Much of this will be contingent upon the performance of the defensive line. If the Colts can get consistent pressure on Josh Allen, perhaps they’ll see a version of the Bills offense that looks more like what Jacksonville was able to force. If, as they have frequently done this season, they are unable to routinely affect the passer, they could be in for a long day.
5) Prediction and difference maker?
This Colts team has been painfully inconsistent in 2021. They’ve drubbed bad teams and hung in with good ones just enough to make the losses to them as painful as possible. They could easily have 6-7 wins instead of their 5, because they were in position to do so. They don’t because when they were faced with top level passers or talented defenses, they could not find the answers needed to pull out wins.
For that reason, I am not optimistic about their chances against the Bills. The Bills are well coached, have a ridiculous talent in Josh Allen, and have been playing excellent defense in 2021. The Colts haven’t proven that they have the necessary talent to take on a team of that caliber for 4 quarters and win. It would not surprise me at all to see them make a game of it, because they have a lot of the pieces in place and Frank Reich is a very good head coach, but I just don’t have confidence that they can play the Bills for a full 60 minutes the way they need to in order to get a win.
If there is a difference maker who could take the game over, it really comes down to two guys. Jonathan Taylor can take over the offense with just a couple plays. In 2021 he has had 13 plays of 20 yards or more, including plays of 76, 78, and 83 yards.
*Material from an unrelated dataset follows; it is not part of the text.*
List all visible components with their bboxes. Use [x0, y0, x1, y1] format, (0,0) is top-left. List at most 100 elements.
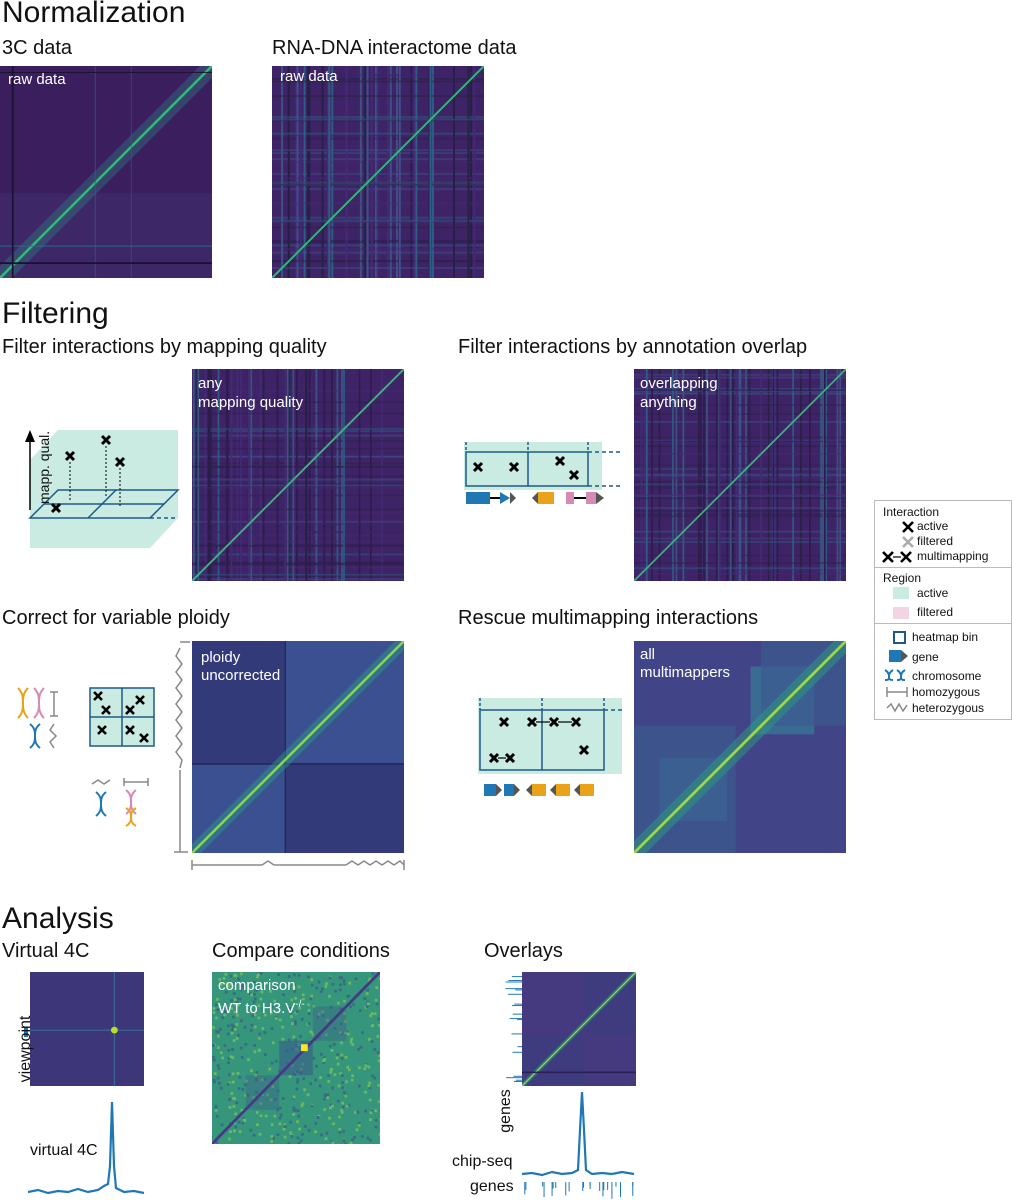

On defense, Darius Leonard is a threat to make a game-changing play at any time. This season Leonard has forced 4 fumbles and gotten 2 interceptions. He has become proficient at punching the ball out, and seems to find ways of doing it at critical times in the game.
Unfortunately, while I am always optimistic that the Colts will prove me wrong, I don’t see them getting out of this game with a win. I think they’ll make it a game, and hopefully it’ll be an entertaining one, but my prediction is a 34-27 Bills win.